What do you get when you merge O2 and Three? No, it's not ozone, but Britain's largest mobile operator. Three owner and generally sprawling Hong Kong conglomerate Hutchison Whampoa announced today that it's buying O2 from Spanish giant Teléfonica.
The deal will cost Hutchison £9.25bn upfront, and a further £1bn if the new company reaches an agreed cash threshold, it said in a statement to the Hong Kong stock exchange.
It's win-win for both firms. Cash rich Hutchison wants to strengthen its position in Europe, buying O2 Ireland and attempting to nab Telecom Italia last year. Its owner, Li Ka-shing, has also been trying to make it big in UK telecoms for years, but Three never had enough traction to expand, while his first venture into mobiles, Rabbit, flopped in the early 90s.
Mobile pioneer Rabbit flopped in the early 90s and Three failed to expand dramatically, but third time might be a charm for Hutchison. Credit: Jmb via Wikipedia.
Teléfonica, on the other hand, needs the money for Latin American expansion and arguably doesn't have the stomach to compete in quad-play, the chic European fashion where telecoms companies offer combined mobile, landline, broadband and TV packages.

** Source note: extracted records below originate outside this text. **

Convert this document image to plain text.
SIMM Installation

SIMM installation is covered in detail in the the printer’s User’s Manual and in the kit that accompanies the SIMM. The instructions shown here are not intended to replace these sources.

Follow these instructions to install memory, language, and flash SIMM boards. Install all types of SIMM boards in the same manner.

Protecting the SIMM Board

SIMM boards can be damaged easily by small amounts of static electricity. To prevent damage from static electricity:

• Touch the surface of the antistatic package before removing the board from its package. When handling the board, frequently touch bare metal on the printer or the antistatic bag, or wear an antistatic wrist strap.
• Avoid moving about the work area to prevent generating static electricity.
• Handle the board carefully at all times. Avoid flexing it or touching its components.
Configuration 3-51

BT got the quad-play ball rolling in December when it said it was buying mobile market leader EE for £12.5bn, which led arch-rival Sky to enter talks with Teléfonica. Now that O2's going to Hutchison, the only mobile player left for Sky to talk to is Vodafone.
There's no chance of a buy out there. Indeed, there was little prospect of Sky acquiring O2 either, given that its coffers were depleted last year when what was BSkyB bought Sky Italia and Sky Deutschland. What might be possible is a deal whereby Sky acts as a 'virtual' mobile operator, piggybacking another's network in the same way as TalkTalk. Watch this space.
The combined Three-O2 operator clearly wouldn't be a quad-player itself, but it would have roughly 40% of the UK market share in mobiles. Given also that the deal would leave the UK with only three mobile providers, there is a chance that Ofcom or European regulators could block the move on price competition grounds.
It's unlikely to be blocked, however. Ireland and Germany both have only three operators, meaning the Euro-regulators are unlikely to kick up a fuss. Besides, consolidation would almost certainly bring benefits, as it would finally give providers scope to invest in Britain's shambolic mobile infrastructure.
Years of fierce competition and hefty pay outs from the 90s 3G auction have left mobile operators with little stomach to invest. The creation of a giant backed by a multinational with deep pockets is likely therefore to be welcomed by consumers and frustrated business users alike.